Kim, Hyun Jin, Lee, Seung-Hyun, Lee, Ji-Hwan, Jang, Seok Pil
Energy 2015 v.90 pp. 1290-1297
aluminum oxide, models, nanofluids, nanoparticles, pH, temperature, thermal conductivity, zeta potential
The suspension stability and thermal conductivity of water-based bohemite alumina nanofluids created using nanoparticles of various shapes (brick, platelet, and blade) at concentrations from 0.3 vol% to 7.0 vol% were theoretically and experimentally investigated. To quantitatively examine the effect of nanoparticle shape on suspension stability, this study uses the laser-scattering method rather than the zeta-potential measurement or the sedimentation test because both the zeta-potential and sedimentation tests cannot systematically represent the suspension stability of nanofluids.

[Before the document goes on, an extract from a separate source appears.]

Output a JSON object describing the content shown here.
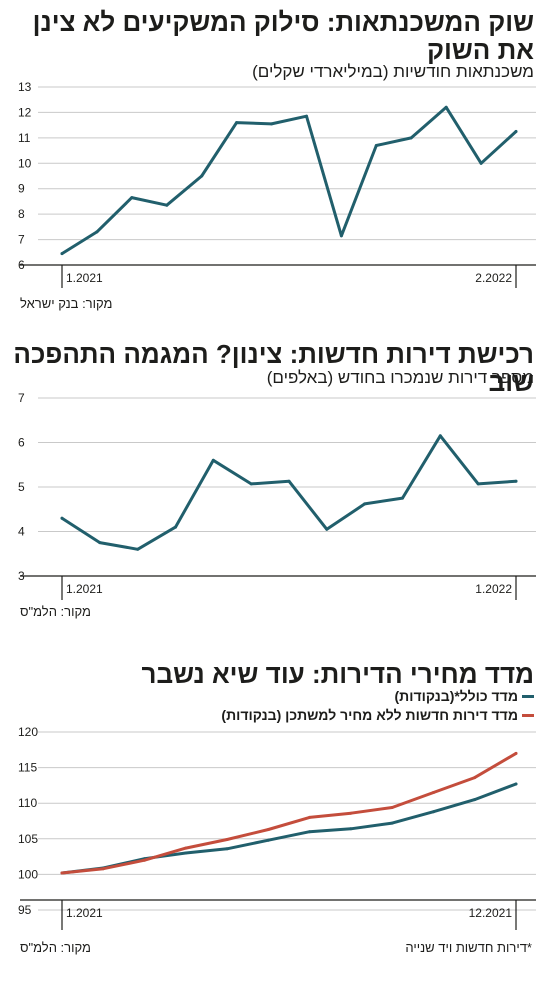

Using the DLVO (Derjaguin and Landau, Verwey and Overbeek) theory, we explain why the suspension stability varies with nanoparticle shape despite similar volume fraction of nanoparticles, pH, and temperature. The thermal conductivities are also measured by the transient hot wire method, which was developed in house. Experimental data are compared with theoretical results predicted by the Hamilton–Crosser model, which considers the effect of nanoparticle shape. It is shown that the model cannot predict nanofluids thermal conductivity relative to nanoparticle shape. Finally it is clearly shown that the thermal conductivity of nanofluids strongly depends on the suspension stability of bohemite alumina with various shapes.